MEP candidate urges followers to offer ‘supportive message’ to pro-Section 28 UKIP councillor
A candidate for the European Parliament has urged her followers to offer a “supportive message” to UKIP councillor who said it was a “tragedy” that Section 28 was repealed.
Iain McLaughlan, a UKIP member of Orton Waterville Parish Council in Peterborough, made the comments on Facebook in February, while praising Vladimir Putin for banning adoption by foreign gay couples.
English Democrat MEP candidate Julia Gasper, formerly a UKIP chair and failed Oxford city council candidate, has said PinkNews is “like a rabid dog” for revealing the comments in which he accused the Labour Government of “promoting” homosexuality, and later describing abortion as a “modern day holocaust”.

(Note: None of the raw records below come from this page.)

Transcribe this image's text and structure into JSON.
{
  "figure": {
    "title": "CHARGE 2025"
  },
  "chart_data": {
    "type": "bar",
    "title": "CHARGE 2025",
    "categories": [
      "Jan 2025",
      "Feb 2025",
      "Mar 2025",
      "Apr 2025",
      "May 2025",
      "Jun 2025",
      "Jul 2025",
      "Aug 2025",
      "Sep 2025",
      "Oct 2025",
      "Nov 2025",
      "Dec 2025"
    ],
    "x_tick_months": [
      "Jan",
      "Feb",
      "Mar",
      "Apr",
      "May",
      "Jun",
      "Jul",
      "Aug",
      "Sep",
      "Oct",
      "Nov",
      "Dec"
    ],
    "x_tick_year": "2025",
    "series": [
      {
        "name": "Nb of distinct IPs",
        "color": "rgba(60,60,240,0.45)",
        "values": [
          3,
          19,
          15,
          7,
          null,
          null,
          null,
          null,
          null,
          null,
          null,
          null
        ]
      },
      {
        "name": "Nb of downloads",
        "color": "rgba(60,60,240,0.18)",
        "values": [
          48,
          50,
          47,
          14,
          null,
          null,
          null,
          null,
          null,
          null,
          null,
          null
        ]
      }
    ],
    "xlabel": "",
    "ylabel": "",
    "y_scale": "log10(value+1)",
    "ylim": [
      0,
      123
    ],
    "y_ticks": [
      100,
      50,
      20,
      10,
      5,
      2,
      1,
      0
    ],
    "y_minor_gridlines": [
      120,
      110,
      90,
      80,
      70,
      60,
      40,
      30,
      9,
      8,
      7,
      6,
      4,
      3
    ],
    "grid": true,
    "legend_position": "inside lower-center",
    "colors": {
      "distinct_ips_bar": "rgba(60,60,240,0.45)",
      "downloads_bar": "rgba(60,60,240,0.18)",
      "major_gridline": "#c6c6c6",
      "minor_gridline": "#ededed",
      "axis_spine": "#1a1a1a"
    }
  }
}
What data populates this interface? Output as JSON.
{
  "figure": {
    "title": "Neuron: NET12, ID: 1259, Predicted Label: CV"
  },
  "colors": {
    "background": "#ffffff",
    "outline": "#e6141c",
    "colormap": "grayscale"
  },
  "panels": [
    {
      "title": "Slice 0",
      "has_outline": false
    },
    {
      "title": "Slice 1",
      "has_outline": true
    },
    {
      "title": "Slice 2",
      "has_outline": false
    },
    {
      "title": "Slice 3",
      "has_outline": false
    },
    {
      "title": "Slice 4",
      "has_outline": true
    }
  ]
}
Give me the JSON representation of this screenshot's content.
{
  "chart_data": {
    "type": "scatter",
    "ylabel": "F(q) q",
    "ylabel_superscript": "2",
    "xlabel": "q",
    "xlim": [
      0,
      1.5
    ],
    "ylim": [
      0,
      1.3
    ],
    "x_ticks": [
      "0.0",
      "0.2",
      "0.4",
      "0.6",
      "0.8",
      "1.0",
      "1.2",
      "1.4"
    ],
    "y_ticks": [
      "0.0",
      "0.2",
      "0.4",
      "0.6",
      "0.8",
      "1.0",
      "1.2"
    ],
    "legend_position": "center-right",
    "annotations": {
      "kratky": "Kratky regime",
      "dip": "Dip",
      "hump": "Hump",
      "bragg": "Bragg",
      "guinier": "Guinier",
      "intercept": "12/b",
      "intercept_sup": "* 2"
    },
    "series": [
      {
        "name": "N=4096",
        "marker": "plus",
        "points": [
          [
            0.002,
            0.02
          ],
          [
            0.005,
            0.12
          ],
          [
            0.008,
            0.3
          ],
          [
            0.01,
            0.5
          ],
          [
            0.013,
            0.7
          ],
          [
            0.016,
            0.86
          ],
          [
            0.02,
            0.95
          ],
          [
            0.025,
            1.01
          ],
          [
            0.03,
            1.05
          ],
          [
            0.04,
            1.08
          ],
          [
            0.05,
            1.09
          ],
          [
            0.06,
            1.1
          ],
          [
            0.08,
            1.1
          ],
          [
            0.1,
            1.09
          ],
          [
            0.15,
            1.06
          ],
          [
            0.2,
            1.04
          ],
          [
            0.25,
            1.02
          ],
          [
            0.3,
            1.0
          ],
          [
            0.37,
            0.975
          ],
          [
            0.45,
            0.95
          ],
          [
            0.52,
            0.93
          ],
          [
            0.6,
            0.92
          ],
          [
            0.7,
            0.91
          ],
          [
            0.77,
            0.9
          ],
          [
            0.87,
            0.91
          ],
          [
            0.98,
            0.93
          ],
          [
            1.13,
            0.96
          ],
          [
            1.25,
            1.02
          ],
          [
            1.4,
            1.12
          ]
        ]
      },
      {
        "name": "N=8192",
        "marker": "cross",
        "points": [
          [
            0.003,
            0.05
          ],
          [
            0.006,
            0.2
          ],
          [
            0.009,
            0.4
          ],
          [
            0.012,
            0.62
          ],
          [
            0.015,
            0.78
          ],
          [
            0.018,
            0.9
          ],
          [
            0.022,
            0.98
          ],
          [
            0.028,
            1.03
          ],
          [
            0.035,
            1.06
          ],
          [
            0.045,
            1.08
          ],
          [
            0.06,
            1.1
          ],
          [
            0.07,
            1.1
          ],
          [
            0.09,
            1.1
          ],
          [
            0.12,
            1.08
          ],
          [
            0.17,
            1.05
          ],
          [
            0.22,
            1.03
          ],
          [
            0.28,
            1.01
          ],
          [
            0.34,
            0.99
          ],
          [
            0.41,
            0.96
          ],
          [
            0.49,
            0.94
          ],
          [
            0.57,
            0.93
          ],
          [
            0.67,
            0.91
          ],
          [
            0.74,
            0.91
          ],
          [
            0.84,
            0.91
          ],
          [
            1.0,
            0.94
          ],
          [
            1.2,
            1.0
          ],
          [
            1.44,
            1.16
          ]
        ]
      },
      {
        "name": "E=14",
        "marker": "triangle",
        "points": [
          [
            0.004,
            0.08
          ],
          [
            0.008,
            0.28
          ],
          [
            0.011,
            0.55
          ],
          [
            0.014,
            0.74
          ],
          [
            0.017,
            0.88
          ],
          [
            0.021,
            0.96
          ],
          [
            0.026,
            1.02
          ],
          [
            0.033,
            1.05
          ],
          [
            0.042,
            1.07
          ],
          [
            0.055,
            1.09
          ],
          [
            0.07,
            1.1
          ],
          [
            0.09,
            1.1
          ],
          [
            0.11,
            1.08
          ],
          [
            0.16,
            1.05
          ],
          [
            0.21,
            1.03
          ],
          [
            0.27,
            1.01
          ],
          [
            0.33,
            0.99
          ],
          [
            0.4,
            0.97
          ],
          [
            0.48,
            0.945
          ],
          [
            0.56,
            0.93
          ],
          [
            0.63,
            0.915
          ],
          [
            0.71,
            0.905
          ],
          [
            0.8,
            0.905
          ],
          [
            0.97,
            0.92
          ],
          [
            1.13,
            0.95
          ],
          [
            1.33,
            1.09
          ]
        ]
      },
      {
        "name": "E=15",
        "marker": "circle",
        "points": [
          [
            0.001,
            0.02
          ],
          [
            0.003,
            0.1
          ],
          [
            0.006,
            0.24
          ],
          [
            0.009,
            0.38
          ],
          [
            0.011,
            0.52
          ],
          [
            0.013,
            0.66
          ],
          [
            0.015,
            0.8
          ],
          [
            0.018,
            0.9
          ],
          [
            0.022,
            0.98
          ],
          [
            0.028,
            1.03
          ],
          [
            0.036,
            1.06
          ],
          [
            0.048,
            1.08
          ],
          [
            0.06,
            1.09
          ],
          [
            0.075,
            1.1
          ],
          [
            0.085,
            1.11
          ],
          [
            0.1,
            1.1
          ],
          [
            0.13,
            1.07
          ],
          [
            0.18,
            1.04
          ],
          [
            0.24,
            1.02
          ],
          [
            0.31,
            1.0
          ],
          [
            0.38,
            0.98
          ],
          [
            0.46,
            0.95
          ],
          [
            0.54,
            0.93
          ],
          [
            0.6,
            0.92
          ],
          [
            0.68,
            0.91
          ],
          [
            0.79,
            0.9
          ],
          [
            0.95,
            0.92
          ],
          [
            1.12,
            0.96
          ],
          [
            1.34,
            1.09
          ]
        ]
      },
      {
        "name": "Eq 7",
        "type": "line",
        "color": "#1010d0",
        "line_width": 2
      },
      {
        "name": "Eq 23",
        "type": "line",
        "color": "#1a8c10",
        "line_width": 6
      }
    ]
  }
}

On her official Facebook page, whist claiming that supporting Mr McLaughlan would show belief in “tolerance” and “respect [for] true diversity”, Dr Gasper urges her supporters to “offer him a supportive message.”
She writes: “Shame on the homosexual bullies who are ganging up on Ian McLaughlan, UKIP candidate, and bombarding him with abuse. They trawled through his Facebook page and found that he supported Section 28 and are now trying make out that he is a criminal. They are even trying to take his job away.
“The vile Pink News is at his throat like a rabid dog. This is disgusting anti-social behaviour. If you believe in democratic rights, tolerance, respect and true diversity you can go to his page and offer him a supportive message.”
The English Democrats campaign for Britain to leave the EU and for an English parliament to be established.
More from PinkNews
Section 28 of the Local Government Act 1988 previously stated that a local authority “shall not intentionally promote homosexuality or publish material with the intention of promoting homosexuality” and that schools “could not promote of the acceptability of homosexuality as a pretended family relationship”.
It was later repealed under Tony Blair’s Labour government and the current Conservative Prime Minister, David Cameron, apologised for the policy in 2009.